Ultrafast Imaging of Cardiomyocyte Contractions by Combining Scanning Ion Conductance Microscopy with a Microelectrode Array.

Beating cardiomyocytes undergo fast morphodynamics during the contraction-relaxation cycle. However, imaging these morphodynamics with a high spatial and temporal resolution is difficult, owing to a lack of suitable techniques. Here, we combine scanning ion conductance microscopy (SICM) with a microelectrode array (MEA) to image the three-dimensional (3D) topography of cardiomyocytes during a contraction-relaxation cycle with 1 μm spatial and 1 ms time resolution. We record the vertical motion of cardiomyocytes at many locations across a cell by SICM and synchronize these data using the simultaneously recorded action potential by the MEA as a time reference.
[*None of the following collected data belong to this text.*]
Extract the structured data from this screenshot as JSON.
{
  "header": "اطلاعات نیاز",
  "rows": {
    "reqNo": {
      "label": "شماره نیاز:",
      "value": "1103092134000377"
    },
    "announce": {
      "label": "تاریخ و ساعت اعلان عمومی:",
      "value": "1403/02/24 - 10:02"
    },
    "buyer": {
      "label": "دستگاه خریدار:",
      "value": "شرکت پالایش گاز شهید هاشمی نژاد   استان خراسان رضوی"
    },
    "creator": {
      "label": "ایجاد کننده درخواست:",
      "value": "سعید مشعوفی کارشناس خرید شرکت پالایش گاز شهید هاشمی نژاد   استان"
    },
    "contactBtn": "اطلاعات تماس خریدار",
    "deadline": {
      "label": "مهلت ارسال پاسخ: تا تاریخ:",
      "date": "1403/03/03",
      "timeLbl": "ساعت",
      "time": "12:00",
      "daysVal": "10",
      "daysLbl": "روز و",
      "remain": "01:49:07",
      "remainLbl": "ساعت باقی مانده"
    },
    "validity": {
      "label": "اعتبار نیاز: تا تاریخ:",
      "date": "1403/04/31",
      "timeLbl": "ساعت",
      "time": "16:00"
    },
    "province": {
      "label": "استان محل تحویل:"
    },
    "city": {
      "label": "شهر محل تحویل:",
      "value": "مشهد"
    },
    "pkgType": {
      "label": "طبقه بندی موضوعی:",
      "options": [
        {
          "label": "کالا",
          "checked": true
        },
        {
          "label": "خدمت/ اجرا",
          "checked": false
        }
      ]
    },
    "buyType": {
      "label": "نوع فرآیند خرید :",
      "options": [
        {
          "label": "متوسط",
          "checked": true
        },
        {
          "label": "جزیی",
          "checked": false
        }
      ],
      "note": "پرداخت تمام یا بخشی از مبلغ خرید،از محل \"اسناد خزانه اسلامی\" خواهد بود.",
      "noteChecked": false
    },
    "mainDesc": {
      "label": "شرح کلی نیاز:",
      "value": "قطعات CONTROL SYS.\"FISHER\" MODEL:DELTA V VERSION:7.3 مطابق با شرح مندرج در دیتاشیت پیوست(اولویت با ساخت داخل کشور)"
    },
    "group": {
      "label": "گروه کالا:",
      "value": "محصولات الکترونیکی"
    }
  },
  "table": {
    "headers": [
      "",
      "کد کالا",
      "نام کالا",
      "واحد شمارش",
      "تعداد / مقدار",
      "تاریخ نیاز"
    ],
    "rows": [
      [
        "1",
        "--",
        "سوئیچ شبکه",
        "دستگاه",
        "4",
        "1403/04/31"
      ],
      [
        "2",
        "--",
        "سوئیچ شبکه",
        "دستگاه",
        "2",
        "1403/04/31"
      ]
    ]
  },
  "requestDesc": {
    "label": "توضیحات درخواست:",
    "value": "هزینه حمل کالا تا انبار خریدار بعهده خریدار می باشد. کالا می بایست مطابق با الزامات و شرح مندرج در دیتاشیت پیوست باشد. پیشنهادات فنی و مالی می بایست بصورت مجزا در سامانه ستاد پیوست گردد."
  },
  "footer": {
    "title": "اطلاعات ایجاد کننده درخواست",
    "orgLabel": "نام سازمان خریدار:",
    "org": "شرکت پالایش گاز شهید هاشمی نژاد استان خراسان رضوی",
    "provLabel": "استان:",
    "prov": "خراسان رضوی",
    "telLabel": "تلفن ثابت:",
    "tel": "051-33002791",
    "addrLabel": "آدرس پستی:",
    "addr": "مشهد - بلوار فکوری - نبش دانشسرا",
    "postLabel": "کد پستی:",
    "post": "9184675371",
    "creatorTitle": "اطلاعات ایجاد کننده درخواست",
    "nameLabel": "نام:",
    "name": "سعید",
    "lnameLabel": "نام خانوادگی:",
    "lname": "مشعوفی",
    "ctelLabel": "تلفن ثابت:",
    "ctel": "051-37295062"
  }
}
This allows us to reconstruct the time-resolved 3D morphology of cardiomyocytes during a full contraction-relaxation cycle with a raw data rate of 200 μs/frame and to generate spatially resolved images of contractile parameters (maximum displacement, time delay, asymmetry factor). We use the MEA-SICM setup to visualize the effect of blebbistatin, a myosin II inhibitor, on the morphodynamics of contractions. Further, we find an upper limit of 0.02% for cell volume changes during an action potential. The results show that MEA-SICM provides an ultrafast imaging platform for investigating the functional interplay of cardiomyocyte electrophysiology and mechanics.